In my opinion, this fully justifies the Nobel Prize. Before this work, it was not understood why some people developed severe autoimmune diseases. These discoveries have opened up a new research field and led to a better understanding of autoimmune diseases and cancer, and have already inspired treatments currently in clinical trials.
The recognition of this work with the Nobel Prize is also a tribute to decades of basic research on a topic that seemed “simple” but has proved to be fundamental to precision medicine, cell therapies, cancer immunotherapy and the management of autoimmune diseases.
What scientific advances have resulted from the work of these researchers? What benefits could they bring in the future?
TF – There are already clinical trials exploring Treg cell-based therapies to treat autoimmune diseases, transplant patients (to prevent rejection) and some types of cancer.

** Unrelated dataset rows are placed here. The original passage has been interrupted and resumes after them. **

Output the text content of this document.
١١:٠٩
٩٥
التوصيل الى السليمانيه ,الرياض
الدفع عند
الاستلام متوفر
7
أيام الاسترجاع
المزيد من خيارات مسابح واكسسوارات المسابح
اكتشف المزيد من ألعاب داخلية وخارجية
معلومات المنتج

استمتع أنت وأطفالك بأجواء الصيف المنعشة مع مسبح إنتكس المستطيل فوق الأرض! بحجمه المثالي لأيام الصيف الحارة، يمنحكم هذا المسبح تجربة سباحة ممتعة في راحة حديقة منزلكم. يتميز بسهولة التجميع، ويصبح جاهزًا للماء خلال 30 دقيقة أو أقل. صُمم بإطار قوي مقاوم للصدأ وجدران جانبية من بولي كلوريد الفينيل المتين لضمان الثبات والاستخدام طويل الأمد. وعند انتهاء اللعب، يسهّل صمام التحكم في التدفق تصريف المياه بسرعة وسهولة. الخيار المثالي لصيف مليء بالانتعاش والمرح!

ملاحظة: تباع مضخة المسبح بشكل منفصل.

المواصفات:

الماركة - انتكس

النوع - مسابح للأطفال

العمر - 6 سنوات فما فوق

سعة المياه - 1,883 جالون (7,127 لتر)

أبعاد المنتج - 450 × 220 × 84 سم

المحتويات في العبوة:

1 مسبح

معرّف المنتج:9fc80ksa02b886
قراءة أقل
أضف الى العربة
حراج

This work has opened the door to understanding autoimmune diseases such as type 1 diabetes and lupus. We also find potential applications in the context of cancer. For example, it may be possible to learn how to “switch off” Tregs so that we can better selectively attack tumour cells.
Finally, in the context of organ and cell transplantation, it may be possible to act on or manipulate Tregs to reduce the rejection of cell or organ grafts, minimising the side effects of transplantation.
What other advances in medicine would you like to have seen recognised with this year’s Nobel Prize?
TF – That’s an open and very personal question. I believe that, historically, the Nobel Prize has always been limited in scope. Many worthy advances are overlooked every year.
Personally, in the near future, I would like to see recognition of the progress made in the field of neurodevelopmental disorders and advances in understanding the neurobiology of autism spectrum disorders.
That said, I would like to emphasise that this year’s prize highlights a highly crosscutting and impactful scientific field with the potential to benefit numerous areas.
How does your work relate to that of the award winners?
TF – Considering the work I do, together with other colleagues from Técnico and the Department of Bioengineering, I see a direct relationship between these developments and our research: understanding the control of the immune response is fundamental to the success of transplantation and the clinical use of cells generated in vitro, both to avoid rejection and to prevent autoimmune complications.
The discovery of regulatory T cells (Tregs) opens up the possibility of promoting immune tolerance in stem cell-derived tissue transplants, enhancing safety and therapeutic efficacy in these cases.
It is expected that techniques capable of stimulating or modulating these cells will be integrated into clinical protocols to minimise adverse post-graft effects in both paediatric and adult patients, addressing important challenges in regenerative and personalised biomedicine.